(Closed) Invitation Address étiquette question!!!!

posted 6 years ago in Etiquette
  • poll: Which is correct?
    1 : (5 votes)
    12 %
    2 : (34 votes)
    81 %
    3 : (2 votes)
    5 %
    4 : (1 votes)
    2 %
  • Post # 4
    9578 posts
    Buzzing Beekeeper
    • Wedding: September 2013

    I believe #2 is technically correct for a formal invite unless she has a different last name.  Informally I think you can do John and Jennifer Smith

    Post # 5
    2674 posts
    Sugar bee
    • Wedding: July 2012 - Catholic Church

    @Lepidoptera:  How formal is your wedding going to be? We did “John and Jennifer Smith” (we added “and Family” for those with children under 18) for ours, but our wedding was semi-formal. I think #2 is traditionally correct, but many people prefer the format of #1 now because it gives the woman a name. Also, how traditional is your family when it comes to these things? Mine isn’t the most traditional and our invitations were actually the most formal I’ve seen.

    Post # 6
    458 posts
    Helper bee
    • Wedding: July 2011

    #1 or #2 works. I did #1 for younger couples who might be offended and #2 for everyone else. I personally like to be addressed by my husbands name, but know many people who don’t.

    Post # 8
    13014 posts
    Honey Beekeeper
    • Wedding: November 1999

    It depends on your guests.  Some women prefer to have their names on the envelopes.  Some are traditional and use “Mrs. John Smith” as a formal name. 

    For your poll, I would do an outer envelope with Mr. and Mrs. John Smith, and an inner envelope with Mr. and Mrs. Smith.  Inner envelopes omit first names, but can also be as informal as “John and Sue” if you desire. 

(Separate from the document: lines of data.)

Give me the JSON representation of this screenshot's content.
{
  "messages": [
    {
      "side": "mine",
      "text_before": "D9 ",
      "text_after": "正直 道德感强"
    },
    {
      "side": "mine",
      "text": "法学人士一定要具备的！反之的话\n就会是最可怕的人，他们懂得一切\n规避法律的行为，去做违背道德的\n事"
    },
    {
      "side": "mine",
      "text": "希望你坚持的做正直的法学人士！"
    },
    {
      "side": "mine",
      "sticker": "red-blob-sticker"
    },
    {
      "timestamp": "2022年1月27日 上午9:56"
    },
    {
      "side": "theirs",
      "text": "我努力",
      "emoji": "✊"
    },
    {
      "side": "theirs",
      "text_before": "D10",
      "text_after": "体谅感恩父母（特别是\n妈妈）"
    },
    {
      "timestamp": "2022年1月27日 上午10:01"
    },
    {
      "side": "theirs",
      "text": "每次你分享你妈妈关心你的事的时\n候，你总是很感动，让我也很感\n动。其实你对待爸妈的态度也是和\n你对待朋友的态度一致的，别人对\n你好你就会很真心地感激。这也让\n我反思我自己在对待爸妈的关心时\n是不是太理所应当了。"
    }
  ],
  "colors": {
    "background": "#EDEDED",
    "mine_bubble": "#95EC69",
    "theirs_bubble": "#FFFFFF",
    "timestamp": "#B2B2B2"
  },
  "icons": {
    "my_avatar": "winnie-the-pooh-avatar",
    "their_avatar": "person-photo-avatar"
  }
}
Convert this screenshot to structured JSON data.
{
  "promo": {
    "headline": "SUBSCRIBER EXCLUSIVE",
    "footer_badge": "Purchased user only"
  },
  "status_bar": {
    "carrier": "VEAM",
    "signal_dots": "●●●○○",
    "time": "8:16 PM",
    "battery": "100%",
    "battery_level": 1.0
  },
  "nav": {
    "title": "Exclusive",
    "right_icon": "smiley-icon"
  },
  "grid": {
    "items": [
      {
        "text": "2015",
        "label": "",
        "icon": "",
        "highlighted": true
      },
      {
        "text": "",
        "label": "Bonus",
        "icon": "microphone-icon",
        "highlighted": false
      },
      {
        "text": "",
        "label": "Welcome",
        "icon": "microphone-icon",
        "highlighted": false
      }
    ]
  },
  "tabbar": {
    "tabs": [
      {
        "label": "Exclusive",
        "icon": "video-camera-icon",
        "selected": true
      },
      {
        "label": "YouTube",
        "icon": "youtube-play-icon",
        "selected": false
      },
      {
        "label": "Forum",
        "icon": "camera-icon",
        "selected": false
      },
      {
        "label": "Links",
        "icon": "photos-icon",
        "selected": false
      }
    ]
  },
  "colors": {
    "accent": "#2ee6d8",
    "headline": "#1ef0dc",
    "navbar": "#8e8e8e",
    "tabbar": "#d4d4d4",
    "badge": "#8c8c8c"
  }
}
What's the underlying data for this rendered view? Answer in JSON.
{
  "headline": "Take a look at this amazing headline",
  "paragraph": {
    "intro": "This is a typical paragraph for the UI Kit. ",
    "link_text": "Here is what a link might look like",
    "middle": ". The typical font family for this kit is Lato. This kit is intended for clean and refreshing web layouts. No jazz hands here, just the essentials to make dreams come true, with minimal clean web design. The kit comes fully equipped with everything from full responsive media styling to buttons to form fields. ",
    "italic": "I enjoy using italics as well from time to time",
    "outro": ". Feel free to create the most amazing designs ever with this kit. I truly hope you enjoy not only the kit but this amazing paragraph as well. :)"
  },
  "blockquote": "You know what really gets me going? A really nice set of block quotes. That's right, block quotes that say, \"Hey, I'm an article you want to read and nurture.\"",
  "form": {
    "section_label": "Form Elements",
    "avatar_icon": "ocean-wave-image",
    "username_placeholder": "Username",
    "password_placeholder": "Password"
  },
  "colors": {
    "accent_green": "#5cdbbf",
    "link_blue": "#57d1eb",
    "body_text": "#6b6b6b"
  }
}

    Personally, my invitations are addressed to Mr. and Mrs. John Smith, with Mr. and Mrs. Smith as an inner envelope.

    Post # 9
    1699 posts
    Bumble bee

    Abbie017 has the right of it.

    Formal traditional etiquette mandates that:

    1) On outer envelopes you follow the instructions of your postal service, to ensure that the invitation gets delivered on time. The outer envelope is a business document between the sender and the postal service, and should be discarded (by your personal secretary or butler if you have one, or by whomever keeps the household social calendar) before the inside envelope is handed to the addressees. In the U.S. the outer envelope is traditionally addressed to both members of a married couple if they are the co-heads-of-house; outside the U.S. it is traditionally addressed only to the female head-of-house.

    2) The form of name used for a business document, is the title, first name, and surname that the addressee CHOOSES to use as his or her business name. Mr and Mrs John Smith is correct if the gentleman goes by Mr John Smith and the lady goes by Mrs John Smith. It is incorrect by the standards of proper etiquette, if the lady goes by Mrs Jennifer Smith, and in this case the correct form is Mr John Smith and Mrs Jennifer Smith, even if that form happens to make you shudder.

    3) The form of name used for social correspondence is either title+surname (for an eldest child or head-of-family) or title+given-name (for an younger child to differentiate him/her from his elder brother or sister) in the case of formal correspondence; or given-name only in the case of informal correspondence. Given name and surname are not used together in social situations. The inner-envelope is social correspondence, so it is addressed either “Mr and Mrs Smith” or “John and Jennifer “

    Post # 11
    1699 posts
    Bumble bee

    @Lepidoptera:  I am afraid so.

    Writing out the outer envelope is one of those necessary administrative chores you undertake when dealing with government monopolies like the post office. For that reason, though, I find the “you must hand-write your addresses” argument specious, so if you want to cut yourself some slack somewhere, why not cut it there?

    The inner envelope is the place where you actually reach out to your guests and let them know whom you are inviting. The time you spend writing “Mr and Mrs Smith” in your very best black had-writing is time you spend on your guests and not on your friend the letter-carrier. If you don’t want to do this on the inner envelope, propriety demands that you leave a write-in line on the invitation itself and write their names there, which is more proper but certainly doesn’t save you any time.

    Post # 12
    5494 posts
    Bee Keeper
    • Wedding: August 2011

    Although I believe that Mr. and Mrs. John Smith is traditionally proper, every time I see this on any piece of mail it sends me into a rant.  I don’t ever remember giving up my first name when I got married!  This “tradition” seriously seems so outdated to me and needs to die.

    Post # 13
    1022 posts
    Bumble bee
    • Wedding: July 2013

    @Lepidoptera:  isn’t that the point of having the inner envelope?  where as if you aren’t going to address the inner then just leave it out.

    Post # 16
    1022 posts
    Bumble bee
    • Wedding: July 2013

    @Lepidoptera:  so you’d have a blank innter envelope? I’ve never heard of that.

    The topic ‘Invitation Address étiquette question!!!!’ is closed to new replies.